There are a number of creative changes made to the history throughout, notably the magic, automata, the gender and identity bias (or lack thereof), and the cultural norms. I quite enjoyed the direction the author went with the magic and automata, though sometimes even it seemed a bit too fanciful to be believed. Even with the obvious historical parallels, the magic system is unique and interesting enough to carry the book. But it doesn’t hurt that the story is really good, either.

The story tells somewhat conflicting tales of how individual choice and freedom affects everyone around you, and the freedoms and sacrifices of following your own path and doing what you believe is right, rather than obeying someone else’s dream instead. While all of this adds up to a very serious book, Phoenix Extravagant’s humor turns the book into something quite different: a fantasy with not one, but several possible lessons, and several possible outcomes cropping up along the way.

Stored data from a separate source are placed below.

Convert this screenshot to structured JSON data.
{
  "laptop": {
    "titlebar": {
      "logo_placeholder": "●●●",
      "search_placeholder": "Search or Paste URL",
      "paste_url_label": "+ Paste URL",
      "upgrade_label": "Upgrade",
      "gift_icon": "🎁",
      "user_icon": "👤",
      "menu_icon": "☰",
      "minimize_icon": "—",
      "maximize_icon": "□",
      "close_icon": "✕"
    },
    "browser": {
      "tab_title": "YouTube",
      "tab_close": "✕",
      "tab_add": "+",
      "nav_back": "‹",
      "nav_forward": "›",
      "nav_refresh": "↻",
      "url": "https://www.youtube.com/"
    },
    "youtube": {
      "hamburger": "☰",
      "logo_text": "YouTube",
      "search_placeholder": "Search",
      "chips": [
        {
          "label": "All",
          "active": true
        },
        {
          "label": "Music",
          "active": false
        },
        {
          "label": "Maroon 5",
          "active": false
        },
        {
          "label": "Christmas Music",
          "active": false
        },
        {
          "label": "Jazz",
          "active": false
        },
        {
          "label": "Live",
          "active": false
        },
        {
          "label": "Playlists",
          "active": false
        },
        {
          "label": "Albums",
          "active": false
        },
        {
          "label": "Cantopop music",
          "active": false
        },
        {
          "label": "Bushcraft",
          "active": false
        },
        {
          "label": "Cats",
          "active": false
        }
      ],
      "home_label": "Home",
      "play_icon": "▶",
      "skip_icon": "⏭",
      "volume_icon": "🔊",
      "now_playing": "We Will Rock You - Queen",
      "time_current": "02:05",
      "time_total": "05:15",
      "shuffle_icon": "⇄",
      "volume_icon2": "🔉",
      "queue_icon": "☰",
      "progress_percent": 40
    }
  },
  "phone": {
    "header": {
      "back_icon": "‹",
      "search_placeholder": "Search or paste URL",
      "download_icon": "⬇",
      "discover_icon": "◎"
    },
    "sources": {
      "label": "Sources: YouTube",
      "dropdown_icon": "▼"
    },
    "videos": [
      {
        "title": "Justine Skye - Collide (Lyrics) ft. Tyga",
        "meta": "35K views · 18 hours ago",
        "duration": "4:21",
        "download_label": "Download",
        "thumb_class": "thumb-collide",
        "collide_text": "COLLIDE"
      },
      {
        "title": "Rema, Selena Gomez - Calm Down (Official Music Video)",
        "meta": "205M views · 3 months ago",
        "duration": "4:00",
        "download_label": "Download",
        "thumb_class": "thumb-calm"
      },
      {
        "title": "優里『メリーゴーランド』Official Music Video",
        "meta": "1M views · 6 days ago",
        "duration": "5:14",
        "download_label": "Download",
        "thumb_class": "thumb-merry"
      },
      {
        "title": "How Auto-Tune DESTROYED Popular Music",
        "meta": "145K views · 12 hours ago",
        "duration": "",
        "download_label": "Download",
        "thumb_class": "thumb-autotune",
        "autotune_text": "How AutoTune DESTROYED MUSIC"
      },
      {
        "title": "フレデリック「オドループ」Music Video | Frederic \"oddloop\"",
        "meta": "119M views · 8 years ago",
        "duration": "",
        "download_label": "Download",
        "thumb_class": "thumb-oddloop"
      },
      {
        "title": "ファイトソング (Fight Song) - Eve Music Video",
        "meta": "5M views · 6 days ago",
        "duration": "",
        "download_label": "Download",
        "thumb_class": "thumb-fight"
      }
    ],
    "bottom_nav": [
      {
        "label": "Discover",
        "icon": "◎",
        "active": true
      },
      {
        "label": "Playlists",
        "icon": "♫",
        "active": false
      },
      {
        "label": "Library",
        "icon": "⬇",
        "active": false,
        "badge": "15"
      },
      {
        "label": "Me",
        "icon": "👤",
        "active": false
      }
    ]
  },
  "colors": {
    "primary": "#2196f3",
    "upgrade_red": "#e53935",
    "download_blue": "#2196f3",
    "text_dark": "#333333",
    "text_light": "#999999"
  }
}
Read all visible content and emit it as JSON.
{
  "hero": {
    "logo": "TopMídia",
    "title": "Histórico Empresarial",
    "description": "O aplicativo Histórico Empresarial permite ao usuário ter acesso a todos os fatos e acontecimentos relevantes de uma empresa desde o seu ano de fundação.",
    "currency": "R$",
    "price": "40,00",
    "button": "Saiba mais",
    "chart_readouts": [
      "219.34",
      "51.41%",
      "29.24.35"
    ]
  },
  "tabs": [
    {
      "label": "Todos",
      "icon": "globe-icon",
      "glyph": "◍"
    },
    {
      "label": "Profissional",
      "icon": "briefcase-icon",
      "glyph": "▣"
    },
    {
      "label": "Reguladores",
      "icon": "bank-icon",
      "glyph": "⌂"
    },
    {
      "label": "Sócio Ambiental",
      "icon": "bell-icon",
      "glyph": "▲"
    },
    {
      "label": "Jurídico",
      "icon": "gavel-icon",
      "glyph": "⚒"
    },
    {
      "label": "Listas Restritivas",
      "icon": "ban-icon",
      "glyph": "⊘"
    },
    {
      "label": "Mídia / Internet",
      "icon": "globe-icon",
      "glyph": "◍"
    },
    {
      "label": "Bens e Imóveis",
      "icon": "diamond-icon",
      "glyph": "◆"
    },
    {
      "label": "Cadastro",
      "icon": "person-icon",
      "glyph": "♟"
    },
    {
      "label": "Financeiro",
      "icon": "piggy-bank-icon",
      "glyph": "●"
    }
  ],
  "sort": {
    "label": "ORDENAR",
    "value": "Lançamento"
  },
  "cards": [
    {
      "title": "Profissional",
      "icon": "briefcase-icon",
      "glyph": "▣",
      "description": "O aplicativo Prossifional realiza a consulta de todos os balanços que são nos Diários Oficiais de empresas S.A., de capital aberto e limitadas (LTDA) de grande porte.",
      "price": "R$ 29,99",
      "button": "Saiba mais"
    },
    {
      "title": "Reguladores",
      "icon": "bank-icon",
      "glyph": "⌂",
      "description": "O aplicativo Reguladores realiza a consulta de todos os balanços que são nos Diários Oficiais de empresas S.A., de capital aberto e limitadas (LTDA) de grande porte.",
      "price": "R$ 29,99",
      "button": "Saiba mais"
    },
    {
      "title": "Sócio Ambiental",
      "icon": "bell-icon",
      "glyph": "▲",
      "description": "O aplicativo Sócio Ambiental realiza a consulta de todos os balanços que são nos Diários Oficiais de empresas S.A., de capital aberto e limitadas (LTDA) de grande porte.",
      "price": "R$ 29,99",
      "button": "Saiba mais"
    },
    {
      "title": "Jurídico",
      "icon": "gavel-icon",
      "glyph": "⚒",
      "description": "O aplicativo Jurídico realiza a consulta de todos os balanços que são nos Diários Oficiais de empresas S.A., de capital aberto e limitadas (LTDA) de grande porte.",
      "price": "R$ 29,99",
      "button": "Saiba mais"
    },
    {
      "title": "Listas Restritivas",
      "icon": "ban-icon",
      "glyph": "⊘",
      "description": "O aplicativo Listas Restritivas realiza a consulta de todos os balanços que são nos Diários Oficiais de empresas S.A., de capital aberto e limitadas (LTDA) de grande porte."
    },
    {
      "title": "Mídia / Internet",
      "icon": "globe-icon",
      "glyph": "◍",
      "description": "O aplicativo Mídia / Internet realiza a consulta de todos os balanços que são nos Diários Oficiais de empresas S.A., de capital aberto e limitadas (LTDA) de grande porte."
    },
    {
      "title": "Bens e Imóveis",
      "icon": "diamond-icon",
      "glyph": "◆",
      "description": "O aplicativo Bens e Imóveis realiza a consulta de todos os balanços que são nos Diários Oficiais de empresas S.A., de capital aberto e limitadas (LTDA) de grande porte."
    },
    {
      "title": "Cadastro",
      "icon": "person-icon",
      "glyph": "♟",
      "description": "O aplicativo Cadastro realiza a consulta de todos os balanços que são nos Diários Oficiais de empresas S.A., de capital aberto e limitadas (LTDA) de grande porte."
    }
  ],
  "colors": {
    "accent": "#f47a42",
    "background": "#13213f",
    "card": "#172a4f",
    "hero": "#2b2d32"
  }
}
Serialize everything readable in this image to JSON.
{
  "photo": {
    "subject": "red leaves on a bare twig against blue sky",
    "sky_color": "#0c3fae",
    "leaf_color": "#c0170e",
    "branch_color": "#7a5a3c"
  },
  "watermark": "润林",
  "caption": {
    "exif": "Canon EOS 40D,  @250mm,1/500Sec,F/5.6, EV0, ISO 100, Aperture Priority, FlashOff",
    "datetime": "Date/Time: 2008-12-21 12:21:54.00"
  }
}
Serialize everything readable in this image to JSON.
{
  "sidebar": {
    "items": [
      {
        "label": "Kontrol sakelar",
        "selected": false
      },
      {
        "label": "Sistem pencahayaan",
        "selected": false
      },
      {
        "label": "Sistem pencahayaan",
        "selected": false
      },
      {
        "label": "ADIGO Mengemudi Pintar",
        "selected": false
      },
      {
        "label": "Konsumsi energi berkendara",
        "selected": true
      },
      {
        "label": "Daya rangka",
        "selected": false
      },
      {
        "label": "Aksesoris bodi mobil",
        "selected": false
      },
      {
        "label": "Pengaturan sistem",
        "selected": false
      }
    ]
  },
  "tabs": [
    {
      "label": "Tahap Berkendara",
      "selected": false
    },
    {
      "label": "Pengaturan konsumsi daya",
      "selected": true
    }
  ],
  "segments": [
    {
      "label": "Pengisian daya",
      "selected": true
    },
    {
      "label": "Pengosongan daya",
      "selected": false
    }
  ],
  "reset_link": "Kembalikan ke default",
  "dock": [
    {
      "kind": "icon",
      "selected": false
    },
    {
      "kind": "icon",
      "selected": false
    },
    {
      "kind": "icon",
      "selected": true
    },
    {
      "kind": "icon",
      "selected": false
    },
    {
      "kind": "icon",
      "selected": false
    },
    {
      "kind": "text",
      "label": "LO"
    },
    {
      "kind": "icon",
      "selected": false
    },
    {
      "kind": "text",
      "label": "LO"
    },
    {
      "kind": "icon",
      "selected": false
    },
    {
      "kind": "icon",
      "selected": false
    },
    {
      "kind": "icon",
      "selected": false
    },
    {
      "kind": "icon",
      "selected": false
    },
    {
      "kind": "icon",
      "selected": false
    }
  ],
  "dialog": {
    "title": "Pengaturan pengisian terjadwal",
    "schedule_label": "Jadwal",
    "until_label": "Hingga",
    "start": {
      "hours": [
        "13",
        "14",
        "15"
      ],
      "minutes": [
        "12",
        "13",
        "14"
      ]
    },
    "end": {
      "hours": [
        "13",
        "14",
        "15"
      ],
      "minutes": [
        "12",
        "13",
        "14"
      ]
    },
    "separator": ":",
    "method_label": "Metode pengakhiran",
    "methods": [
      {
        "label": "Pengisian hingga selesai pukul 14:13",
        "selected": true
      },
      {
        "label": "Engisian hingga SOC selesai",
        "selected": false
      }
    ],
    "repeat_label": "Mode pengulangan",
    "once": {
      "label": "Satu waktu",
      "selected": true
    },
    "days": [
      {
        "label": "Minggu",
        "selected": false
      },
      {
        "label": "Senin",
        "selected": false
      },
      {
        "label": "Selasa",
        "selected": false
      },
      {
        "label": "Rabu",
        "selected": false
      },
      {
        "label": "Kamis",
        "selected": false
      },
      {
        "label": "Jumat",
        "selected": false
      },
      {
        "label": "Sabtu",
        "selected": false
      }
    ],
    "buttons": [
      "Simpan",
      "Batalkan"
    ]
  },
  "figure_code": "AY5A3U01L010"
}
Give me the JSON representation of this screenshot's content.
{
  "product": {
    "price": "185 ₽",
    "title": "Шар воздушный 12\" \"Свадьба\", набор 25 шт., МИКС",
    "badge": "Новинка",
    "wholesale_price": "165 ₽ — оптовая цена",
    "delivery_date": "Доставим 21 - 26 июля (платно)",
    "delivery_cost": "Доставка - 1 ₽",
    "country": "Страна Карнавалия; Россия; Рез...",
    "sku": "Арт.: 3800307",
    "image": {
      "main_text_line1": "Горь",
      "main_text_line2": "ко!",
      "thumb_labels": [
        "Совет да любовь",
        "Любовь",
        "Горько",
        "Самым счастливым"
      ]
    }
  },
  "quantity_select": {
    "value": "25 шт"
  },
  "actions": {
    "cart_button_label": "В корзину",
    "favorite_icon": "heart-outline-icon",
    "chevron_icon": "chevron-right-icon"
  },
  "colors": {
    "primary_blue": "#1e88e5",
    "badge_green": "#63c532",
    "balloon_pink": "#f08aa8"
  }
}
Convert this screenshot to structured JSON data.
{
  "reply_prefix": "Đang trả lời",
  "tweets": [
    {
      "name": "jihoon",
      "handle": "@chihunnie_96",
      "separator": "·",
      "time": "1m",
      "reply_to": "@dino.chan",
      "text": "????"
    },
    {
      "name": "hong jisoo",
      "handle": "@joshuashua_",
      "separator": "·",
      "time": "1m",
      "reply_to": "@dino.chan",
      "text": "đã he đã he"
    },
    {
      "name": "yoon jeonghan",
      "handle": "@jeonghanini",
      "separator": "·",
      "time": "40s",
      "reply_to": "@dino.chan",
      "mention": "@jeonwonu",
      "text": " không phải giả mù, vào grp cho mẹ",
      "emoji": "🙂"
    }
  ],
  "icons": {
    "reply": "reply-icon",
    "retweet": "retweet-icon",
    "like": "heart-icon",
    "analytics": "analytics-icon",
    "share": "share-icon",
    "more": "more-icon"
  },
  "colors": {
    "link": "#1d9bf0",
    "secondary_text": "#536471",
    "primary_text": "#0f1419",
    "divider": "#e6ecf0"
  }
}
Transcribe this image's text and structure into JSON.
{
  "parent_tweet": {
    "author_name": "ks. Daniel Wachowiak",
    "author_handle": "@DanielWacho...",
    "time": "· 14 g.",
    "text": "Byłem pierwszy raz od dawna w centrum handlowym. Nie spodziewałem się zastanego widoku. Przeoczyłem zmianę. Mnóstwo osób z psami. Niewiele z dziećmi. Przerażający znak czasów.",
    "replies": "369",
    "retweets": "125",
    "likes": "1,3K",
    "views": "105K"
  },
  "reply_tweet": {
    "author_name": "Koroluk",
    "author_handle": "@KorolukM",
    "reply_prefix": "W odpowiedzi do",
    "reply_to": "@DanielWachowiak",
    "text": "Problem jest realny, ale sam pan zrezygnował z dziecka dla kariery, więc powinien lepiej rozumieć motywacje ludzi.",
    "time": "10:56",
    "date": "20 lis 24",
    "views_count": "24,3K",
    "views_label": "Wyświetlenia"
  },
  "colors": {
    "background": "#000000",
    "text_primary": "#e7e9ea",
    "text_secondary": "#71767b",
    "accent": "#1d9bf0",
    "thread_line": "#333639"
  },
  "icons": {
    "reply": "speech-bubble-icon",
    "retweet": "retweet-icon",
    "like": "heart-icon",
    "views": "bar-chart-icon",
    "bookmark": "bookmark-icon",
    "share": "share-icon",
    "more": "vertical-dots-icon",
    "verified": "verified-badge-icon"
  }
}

“Jebi,” she said, “this is like when you were four and you thought laundry magically happened.”

Jebi opened their mouth to protest that they’d helped with the laundry, then remembered “helping” had consisted of running around shrieking with glee while pulling underclothes off the line and flinging them about.

TL;DR

While Phoenix Extravagant does a good many things right—such as telling an entertaining story filled with interesting characters, and a thought-provoking premise and plot—it is let down by a somewhat uninspired display of world-building, an odd mixture of humor and intensity, and moments in the second half of the text that feel either fanciful or bizarre. I appreciated not only the story, but the multiple ways it could’ve been interpreted—even as many historic parallels can be drawn between this story and that of our own. The tale’s own message about one’s personal choices—on gender, culture, identity—are surely influenced by the author themselves, but Yoon Ha Lee doesn’t seem to lead the reader in any one direction. This story is about Jebi first and foremost—and dragons, magic, war, love, and loyalty second.